Bientôt arriva un troisième collège bien étrange.

Le gouvernement annonça sa ferme volonté d’émanciper les. paysans. Tout le monde était d’accord que le temps d’affranchissement personnel des paysans était venu. Là n’était pas la grande question, le fond était de savoir s’il fallait les émanciper avec la terre qu’ils cultivent ou laisser la terre au seigneur et doter le peuple du droit de vagabondage et de la liberté de mourir de faim. Le gouvernement était indécis, oscillant, n’avait aucune conviction formée et stable. Le tzar penchait pour la dotation, ses conseillers étaient naturellement contre. Dans cet embarras, le gouvernement ouvrit — dans le pays des mystères de chancellerie et de mutisme — des débats presque publics sur cette question vitale. On permit à la presse d’y prendre part, jusqu’à un certain point. Toutes les nuances politiques et littéraires, toutes les écoles — sceptiques et mystiques, socialistes et pansla- vistes, la propagande de Londres et les journaux de Pétersbourg et de Moscou — se réunirent dans une même action pour défendre le droit du paysan à la terre, contre les prétentions d’une minorité oligarchique. La voix du peuple ne manquait non plus; il n’admettait pas même la possibilité de l’émancipation sans terre. Enfin le gouvernement, après de nouvelles oscillations, qui nous faisaient trembler d’anxiété, pencha de notre côté. L’émancipation avec la terre fut décidée en principe. C’est un grand triomphe et un immense pas en avant.

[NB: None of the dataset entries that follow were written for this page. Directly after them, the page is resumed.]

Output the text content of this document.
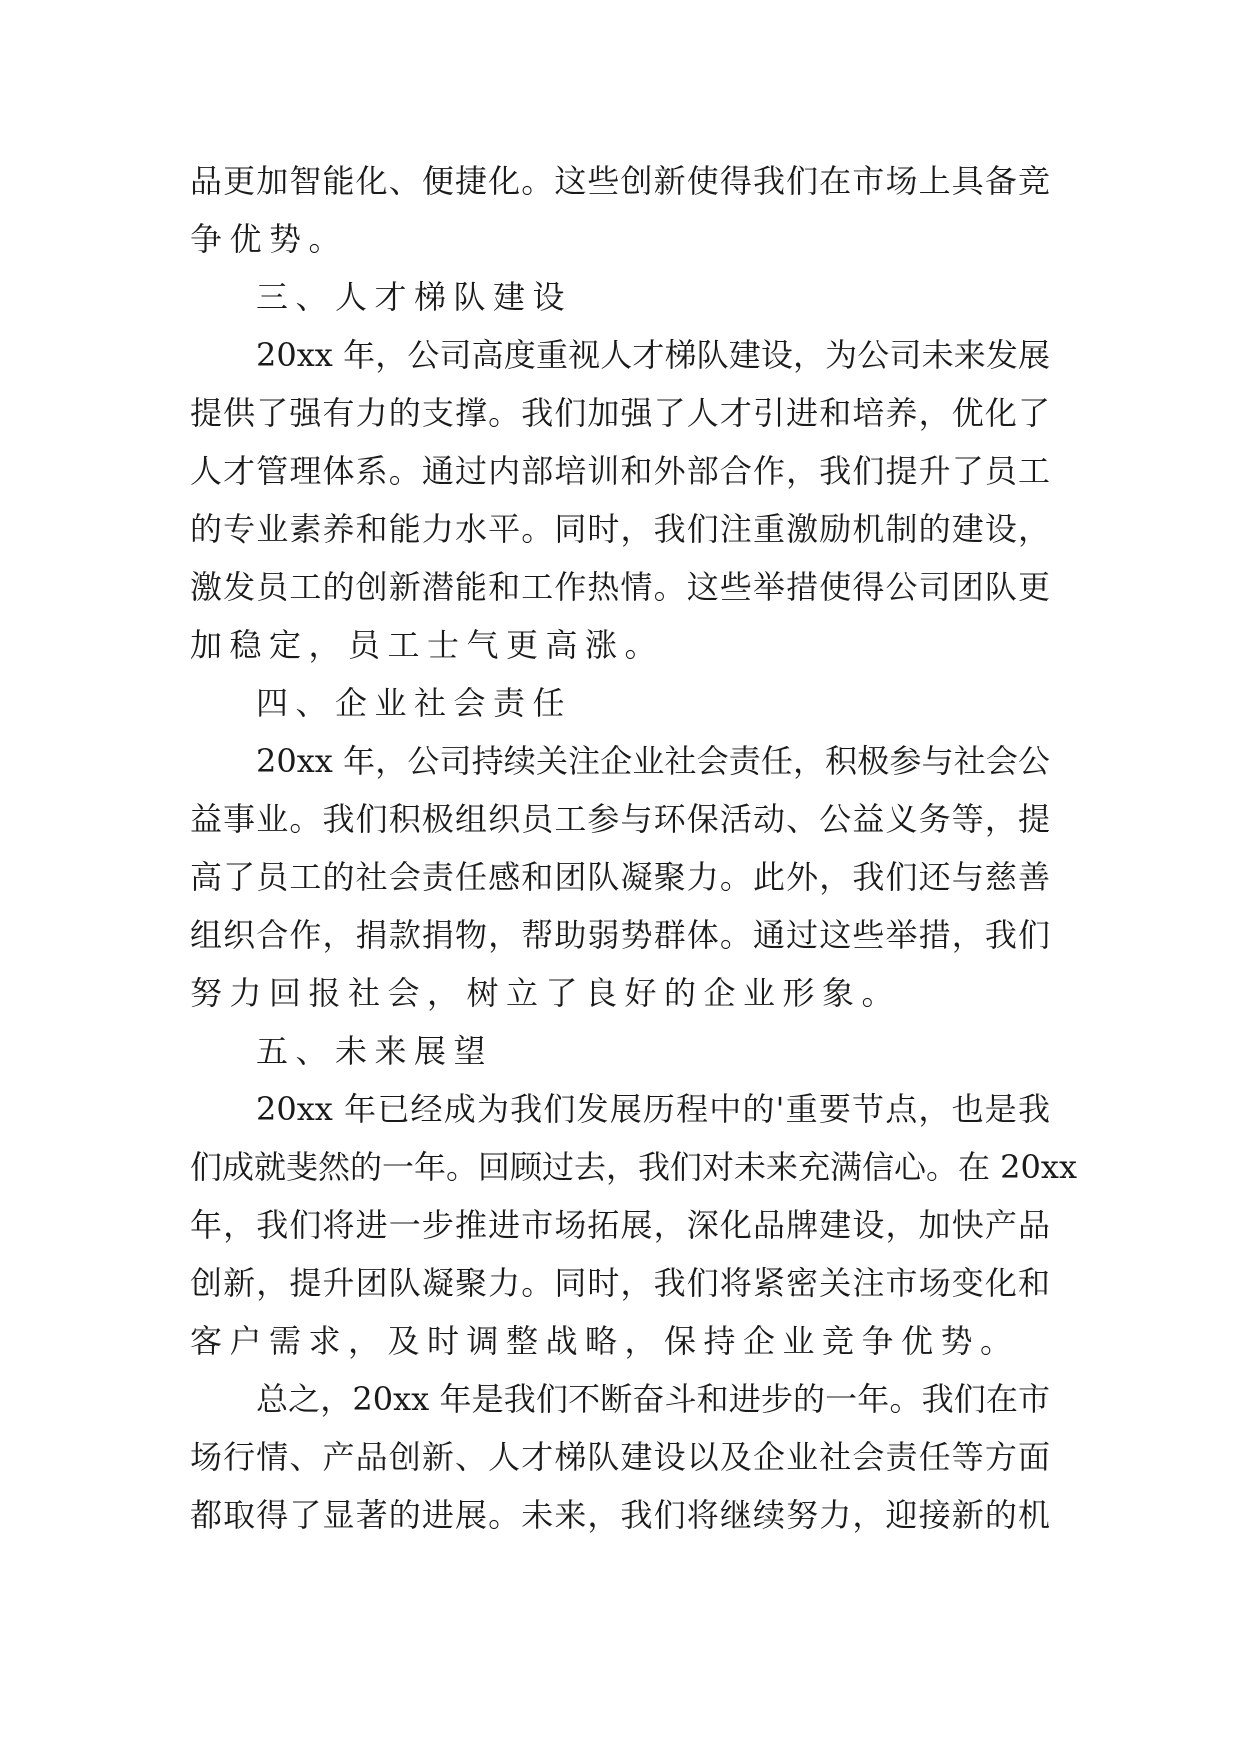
品更加智能化、便捷化。这些创新使得我们在市场上具备竞
争优势。
三、人才梯队建设
20xx 年，公司高度重视人才梯队建设，为公司未来发展
提供了强有力的支撑。我们加强了人才引进和培养，优化了
人才管理体系。通过内部培训和外部合作，我们提升了员工
的专业素养和能力水平。同时，我们注重激励机制的建设，
激发员工的创新潜能和工作热情。这些举措使得公司团队更
加稳定，员工士气更高涨。
四、企业社会责任
20xx 年，公司持续关注企业社会责任，积极参与社会公
益事业。我们积极组织员工参与环保活动、公益义务等，提
高了员工的社会责任感和团队凝聚力。此外，我们还与慈善
组织合作，捐款捐物，帮助弱势群体。通过这些举措，我们
努力回报社会，树立了良好的企业形象。
五、未来展望
20xx 年已经成为我们发展历程中的'重要节点，也是我
们成就斐然的一年。回顾过去，我们对未来充满信心。在 20xx
年，我们将进一步推进市场拓展，深化品牌建设，加快产品
创新，提升团队凝聚力。同时，我们将紧密关注市场变化和
客户需求，及时调整战略，保持企业竞争优势。
总之，20xx 年是我们不断奋斗和进步的一年。我们在市
场行情、产品创新、人才梯队建设以及企业社会责任等方面
都取得了显著的进展。未来，我们将继续努力，迎接新的机
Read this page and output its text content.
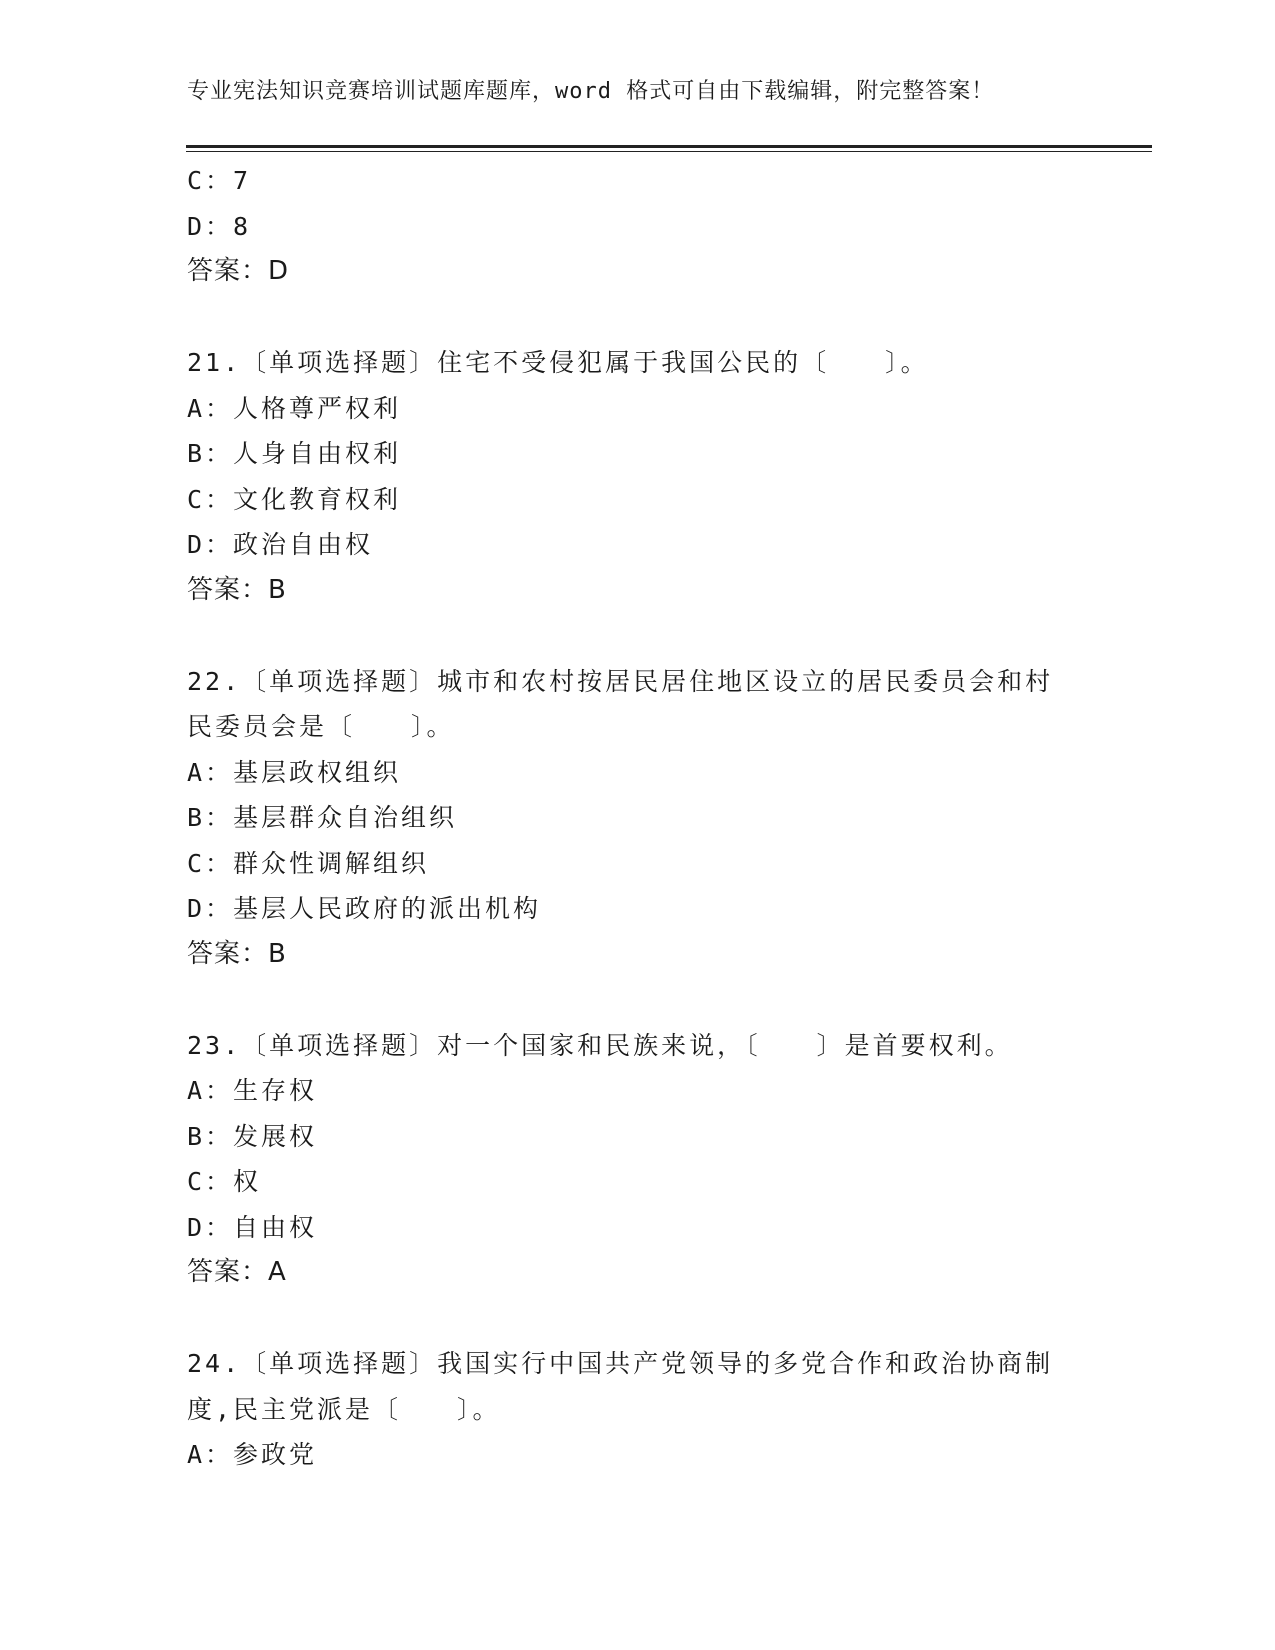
专业宪法知识竞赛培训试题库题库，word 格式可自由下载编辑，附完整答案！
C：7
D：8
答案：D
21.〔单项选择题〕住宅不受侵犯属于我国公民的〔　　〕。
A：人格尊严权利
B：人身自由权利
C：文化教育权利
D：政治自由权
答案：B
22.〔单项选择题〕城市和农村按居民居住地区设立的居民委员会和村
民委员会是〔　　〕。
A：基层政权组织
B：基层群众自治组织
C：群众性调解组织
D：基层人民政府的派出机构
答案：B
23.〔单项选择题〕对一个国家和民族来说，〔　　〕是首要权利。
A：生存权
B：发展权
C：权
D：自由权
答案：A
24.〔单项选择题〕我国实行中国共产党领导的多党合作和政治协商制
度,民主党派是〔　　〕。
A：参政党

Depuis ce jour le gouvernement n’est plus le maître d’enrayer le mouvement. Pour rebrousser chemin, il faut avoir l’audace d’arracher la terre aux paysans. II y eut peut-être un moment où l’on pouvait en faire l’essai — heureusement il est passé.

La noblesse, trop circonspecte pour s’avancer violemment au moment brûlant et dangereux, lente à se décider, formula son opposition d’impuissance — lorsque la terre du paysan était déjà bien loin.

Les cinq années qui s’écoulèrent depuis la mort de Nicolas et l’apparition du manifeste de l’émancipation des paysans, au mois de mars 1861, forment une grande époque non seulement dans l’histoire de la Russie, mais dans l’histoire du XIXe siècle.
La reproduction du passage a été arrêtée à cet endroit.